NATO Member states are concerned about Russia and China's increasingly aggressive behaviour in cyber space
NATO has warned that the impact of significant cyber attacks against any member countries might be considered 'as amounting to an armed attack' in certain circumstances.
The group issued a joint communiqué at the conclusion of the NATO summit in Brussels on Monday. The note states that Article 5 of the organisation's treaty can apply to cyber attacks. Article 5 states that an armed attack against any one of the 30 member states will be considered an attack against them all.
'Reaffirming NATO's defensive mandate, the Alliance is determined to employ the full range of capabilities at all times to actively deter, defend against, and counter the full spectrum of cyber threats, including those conducted as part of hybrid campaigns, in accordance with international law,' the communiqué said.
The statement added that a cyber attack could lead to the invocation of Article 5. However, a decision as to when such attacks would warrant a response would be 'taken by the North Atlantic Council on a case-by-case basis'.
'If necessary, we will impose costs on those who harm us,' the group warned.
NATO's commitment to the common defence of all member countries was originally intended as a response to armed attacks from the Soviet Union after the Second World War. But in recent years the alliance has broadened the definition of threat to also include cyber attacks, thereby creating a new urgency on how to address the issue of cyber security.
NATO says that cyber threats to the security of member countries are becoming more complex, frequent, and destructive. It says the Alliance needs to be prepared to defend its networks and operations from adversaries.
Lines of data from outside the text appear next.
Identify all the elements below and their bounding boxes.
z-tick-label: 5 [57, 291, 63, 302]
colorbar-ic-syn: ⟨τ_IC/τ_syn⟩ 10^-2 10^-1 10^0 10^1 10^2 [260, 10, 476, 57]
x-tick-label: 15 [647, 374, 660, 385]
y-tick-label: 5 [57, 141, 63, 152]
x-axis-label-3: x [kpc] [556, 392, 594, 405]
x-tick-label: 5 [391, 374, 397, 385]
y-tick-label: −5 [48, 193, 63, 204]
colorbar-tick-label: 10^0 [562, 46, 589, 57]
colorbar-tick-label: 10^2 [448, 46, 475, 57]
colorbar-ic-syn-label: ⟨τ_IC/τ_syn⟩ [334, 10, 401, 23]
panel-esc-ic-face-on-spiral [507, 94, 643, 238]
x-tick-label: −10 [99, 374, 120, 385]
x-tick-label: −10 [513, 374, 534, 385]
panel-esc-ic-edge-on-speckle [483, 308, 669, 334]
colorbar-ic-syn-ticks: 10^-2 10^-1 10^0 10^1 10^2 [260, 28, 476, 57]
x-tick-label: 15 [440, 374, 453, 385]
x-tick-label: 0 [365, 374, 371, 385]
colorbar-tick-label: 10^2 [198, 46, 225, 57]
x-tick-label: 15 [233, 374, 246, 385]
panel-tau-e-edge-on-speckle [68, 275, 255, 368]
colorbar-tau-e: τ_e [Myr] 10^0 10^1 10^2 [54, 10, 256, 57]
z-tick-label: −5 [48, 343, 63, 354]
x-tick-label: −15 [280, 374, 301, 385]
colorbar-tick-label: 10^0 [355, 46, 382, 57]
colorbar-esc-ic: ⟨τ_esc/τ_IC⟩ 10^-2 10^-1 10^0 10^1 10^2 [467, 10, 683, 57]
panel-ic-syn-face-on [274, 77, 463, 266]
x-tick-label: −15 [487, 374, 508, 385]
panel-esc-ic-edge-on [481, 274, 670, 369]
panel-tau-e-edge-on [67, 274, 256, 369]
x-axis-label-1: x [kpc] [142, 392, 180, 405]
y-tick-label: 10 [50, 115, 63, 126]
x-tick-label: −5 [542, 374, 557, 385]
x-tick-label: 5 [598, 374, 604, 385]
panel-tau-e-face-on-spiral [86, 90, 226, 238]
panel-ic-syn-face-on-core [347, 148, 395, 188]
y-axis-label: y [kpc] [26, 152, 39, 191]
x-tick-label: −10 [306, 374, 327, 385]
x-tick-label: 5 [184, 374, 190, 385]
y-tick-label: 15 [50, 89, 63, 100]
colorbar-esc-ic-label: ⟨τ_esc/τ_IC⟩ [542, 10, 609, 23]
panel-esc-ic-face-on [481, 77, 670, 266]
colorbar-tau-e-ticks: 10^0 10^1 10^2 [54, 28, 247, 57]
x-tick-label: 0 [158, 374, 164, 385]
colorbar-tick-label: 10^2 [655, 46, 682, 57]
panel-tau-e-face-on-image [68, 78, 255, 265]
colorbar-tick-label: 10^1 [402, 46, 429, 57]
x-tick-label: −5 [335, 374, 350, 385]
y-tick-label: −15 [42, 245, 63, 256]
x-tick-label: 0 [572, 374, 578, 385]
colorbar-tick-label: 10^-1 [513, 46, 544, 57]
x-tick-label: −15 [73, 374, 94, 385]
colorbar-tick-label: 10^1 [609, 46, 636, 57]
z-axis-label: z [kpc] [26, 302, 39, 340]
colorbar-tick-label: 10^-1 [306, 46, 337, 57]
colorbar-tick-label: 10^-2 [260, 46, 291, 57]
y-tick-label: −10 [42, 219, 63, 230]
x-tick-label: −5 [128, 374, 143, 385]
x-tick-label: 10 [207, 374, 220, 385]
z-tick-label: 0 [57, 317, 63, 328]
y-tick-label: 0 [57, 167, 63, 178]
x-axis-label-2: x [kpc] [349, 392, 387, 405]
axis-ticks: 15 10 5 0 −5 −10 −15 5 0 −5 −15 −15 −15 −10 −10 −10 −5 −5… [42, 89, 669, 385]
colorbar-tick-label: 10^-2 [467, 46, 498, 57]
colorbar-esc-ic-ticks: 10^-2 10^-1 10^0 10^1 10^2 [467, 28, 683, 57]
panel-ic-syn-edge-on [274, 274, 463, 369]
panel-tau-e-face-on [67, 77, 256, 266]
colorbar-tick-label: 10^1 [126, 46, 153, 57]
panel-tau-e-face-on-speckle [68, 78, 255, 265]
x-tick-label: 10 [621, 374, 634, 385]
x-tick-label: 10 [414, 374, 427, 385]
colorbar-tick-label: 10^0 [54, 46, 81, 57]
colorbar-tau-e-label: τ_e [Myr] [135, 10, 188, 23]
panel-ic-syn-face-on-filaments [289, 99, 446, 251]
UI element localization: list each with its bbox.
Many member countries have expressed concerns regarding Russia and China's increasingly aggressive behaviour in cyber space.
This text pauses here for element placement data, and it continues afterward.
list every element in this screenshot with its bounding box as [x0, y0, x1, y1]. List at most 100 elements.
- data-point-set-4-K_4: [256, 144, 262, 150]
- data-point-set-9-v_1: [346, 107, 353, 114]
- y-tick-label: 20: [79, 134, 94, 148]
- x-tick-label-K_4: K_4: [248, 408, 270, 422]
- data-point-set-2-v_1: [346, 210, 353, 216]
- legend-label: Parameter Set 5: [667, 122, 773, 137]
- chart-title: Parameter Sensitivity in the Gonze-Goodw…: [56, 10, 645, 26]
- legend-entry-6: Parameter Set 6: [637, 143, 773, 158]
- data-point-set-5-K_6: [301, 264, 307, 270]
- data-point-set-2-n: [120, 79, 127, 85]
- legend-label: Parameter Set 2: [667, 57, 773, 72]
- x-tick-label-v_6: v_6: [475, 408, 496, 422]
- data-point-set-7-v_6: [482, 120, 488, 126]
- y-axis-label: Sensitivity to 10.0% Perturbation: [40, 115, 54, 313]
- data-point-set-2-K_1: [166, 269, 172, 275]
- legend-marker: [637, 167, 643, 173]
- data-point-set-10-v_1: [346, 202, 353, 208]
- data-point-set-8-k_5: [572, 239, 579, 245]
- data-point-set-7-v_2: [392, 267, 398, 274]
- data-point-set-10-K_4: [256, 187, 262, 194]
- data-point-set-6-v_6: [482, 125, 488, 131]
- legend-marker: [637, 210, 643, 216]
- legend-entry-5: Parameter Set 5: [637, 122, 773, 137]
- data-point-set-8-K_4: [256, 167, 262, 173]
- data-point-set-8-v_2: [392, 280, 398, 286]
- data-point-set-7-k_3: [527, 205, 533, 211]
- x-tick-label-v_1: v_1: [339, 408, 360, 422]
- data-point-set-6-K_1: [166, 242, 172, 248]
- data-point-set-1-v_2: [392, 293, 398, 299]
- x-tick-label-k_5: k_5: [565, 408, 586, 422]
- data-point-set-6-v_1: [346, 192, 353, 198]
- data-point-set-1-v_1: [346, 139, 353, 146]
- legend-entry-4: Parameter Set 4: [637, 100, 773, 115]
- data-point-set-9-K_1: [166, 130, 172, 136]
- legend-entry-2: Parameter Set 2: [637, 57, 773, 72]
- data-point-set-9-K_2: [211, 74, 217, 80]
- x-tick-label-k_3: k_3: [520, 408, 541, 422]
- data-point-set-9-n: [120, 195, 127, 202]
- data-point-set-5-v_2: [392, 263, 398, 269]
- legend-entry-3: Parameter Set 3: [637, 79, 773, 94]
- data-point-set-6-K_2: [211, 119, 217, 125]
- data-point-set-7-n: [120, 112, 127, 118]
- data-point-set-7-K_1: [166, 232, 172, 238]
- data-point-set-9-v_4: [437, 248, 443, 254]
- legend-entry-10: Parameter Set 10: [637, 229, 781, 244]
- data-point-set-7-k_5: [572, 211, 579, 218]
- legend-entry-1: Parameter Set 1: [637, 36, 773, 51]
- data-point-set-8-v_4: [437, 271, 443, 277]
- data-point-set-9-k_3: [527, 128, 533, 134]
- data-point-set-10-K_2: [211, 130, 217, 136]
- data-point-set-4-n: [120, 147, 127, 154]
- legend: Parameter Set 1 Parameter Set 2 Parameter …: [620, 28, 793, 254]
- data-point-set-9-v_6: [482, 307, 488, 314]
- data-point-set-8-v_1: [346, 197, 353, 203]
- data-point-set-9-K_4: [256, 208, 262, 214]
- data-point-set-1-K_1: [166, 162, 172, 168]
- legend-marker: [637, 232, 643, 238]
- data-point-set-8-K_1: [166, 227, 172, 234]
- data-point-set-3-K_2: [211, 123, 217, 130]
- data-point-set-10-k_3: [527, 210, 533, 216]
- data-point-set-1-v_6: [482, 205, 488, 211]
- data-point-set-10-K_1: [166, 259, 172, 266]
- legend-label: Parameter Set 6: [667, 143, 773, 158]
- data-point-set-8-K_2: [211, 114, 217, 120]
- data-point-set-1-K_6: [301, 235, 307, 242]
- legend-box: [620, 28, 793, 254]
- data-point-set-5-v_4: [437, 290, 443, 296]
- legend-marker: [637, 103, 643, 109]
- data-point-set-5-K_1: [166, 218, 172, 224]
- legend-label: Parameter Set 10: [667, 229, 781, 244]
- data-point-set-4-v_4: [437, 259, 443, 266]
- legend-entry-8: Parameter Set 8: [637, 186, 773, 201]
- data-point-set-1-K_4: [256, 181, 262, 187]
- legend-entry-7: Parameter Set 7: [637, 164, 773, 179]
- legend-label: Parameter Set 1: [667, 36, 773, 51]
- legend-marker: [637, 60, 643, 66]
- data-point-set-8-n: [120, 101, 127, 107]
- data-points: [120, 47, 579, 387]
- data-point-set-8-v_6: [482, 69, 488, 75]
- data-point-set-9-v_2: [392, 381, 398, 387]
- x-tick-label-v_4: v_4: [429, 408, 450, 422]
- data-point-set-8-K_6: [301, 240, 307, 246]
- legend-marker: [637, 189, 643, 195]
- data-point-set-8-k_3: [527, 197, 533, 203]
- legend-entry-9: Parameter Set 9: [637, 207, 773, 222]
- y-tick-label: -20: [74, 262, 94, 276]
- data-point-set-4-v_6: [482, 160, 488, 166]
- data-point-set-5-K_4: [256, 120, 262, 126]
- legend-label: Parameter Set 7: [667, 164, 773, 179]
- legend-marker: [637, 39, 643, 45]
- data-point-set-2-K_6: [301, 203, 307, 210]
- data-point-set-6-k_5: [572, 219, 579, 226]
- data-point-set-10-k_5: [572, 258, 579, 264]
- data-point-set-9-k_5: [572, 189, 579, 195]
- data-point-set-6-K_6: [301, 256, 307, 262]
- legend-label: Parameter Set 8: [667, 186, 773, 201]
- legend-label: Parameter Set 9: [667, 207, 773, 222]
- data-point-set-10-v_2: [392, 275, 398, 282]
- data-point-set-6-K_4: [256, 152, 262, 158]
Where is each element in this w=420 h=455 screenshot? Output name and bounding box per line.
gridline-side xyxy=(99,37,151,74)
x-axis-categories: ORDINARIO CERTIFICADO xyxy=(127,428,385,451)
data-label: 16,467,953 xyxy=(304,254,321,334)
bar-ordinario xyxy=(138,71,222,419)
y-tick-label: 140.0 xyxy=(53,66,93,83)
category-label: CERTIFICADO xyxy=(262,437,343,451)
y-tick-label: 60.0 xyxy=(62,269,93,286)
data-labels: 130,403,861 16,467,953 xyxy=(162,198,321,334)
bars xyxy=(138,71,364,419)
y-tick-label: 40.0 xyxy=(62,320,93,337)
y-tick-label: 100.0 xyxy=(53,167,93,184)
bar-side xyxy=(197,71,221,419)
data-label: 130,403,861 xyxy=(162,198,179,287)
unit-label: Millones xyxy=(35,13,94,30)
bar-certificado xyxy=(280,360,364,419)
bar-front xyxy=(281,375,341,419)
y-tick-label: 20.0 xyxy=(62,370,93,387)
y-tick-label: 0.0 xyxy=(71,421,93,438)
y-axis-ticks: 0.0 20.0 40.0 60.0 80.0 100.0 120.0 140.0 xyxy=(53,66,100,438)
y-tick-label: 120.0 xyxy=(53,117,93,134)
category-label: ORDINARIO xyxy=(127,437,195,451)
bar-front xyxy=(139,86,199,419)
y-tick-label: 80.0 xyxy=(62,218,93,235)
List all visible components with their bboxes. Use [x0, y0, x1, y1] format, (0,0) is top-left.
The joint communiqué treats both countries as threats. Russian earned 63 mentions in the document and is called 'aggressive', while China was mentioned ten times.
NATO leaders said that China's 'assertive behaviour present systemic challenges to the rules-based international order and to areas relevant to alliance security.' They also urged China to uphold its global commitments and to act responsibly in the international system.
UK Prime Minister Boris Johnson said that China had become a "new strategic consideration" for NATO but the organisation does not want to "descend into a new Cold War" with the East Asian country.
Jake Sullivan, the US National Security Adviser, stated on Sunday that NATO would increase its focus on China, saying that Beijing "will feature in the communiqué in a more robust way than we've ever seen before".
The NATO communiqué has come just after the USA has fallen victim to several major cyber attacks, including the disruptive Colonial Pipeline attack in May.
In December, at least nine federal agencies and dozens of private firms were compromised as part of the massive SolarWinds campaign, by Russian actors. Cyber security firm FireEye said the attackers launched attacks after compromising SolarWinds' network monitoring software Orion.
The US said Russia's SVR, a successor to the Soviet KGB, was behind the SolarWinds attacks.
In April, the US Treasury Department sanctioned six Russian technology firms for aiding government hackers engaged in "dangerous and disruptive cyber attacks". The Department said that those six firms had been developing infrastructure and tools, providing expertise, and carrying out malicious cyber activities on behalf of Kremlin Intelligence Services.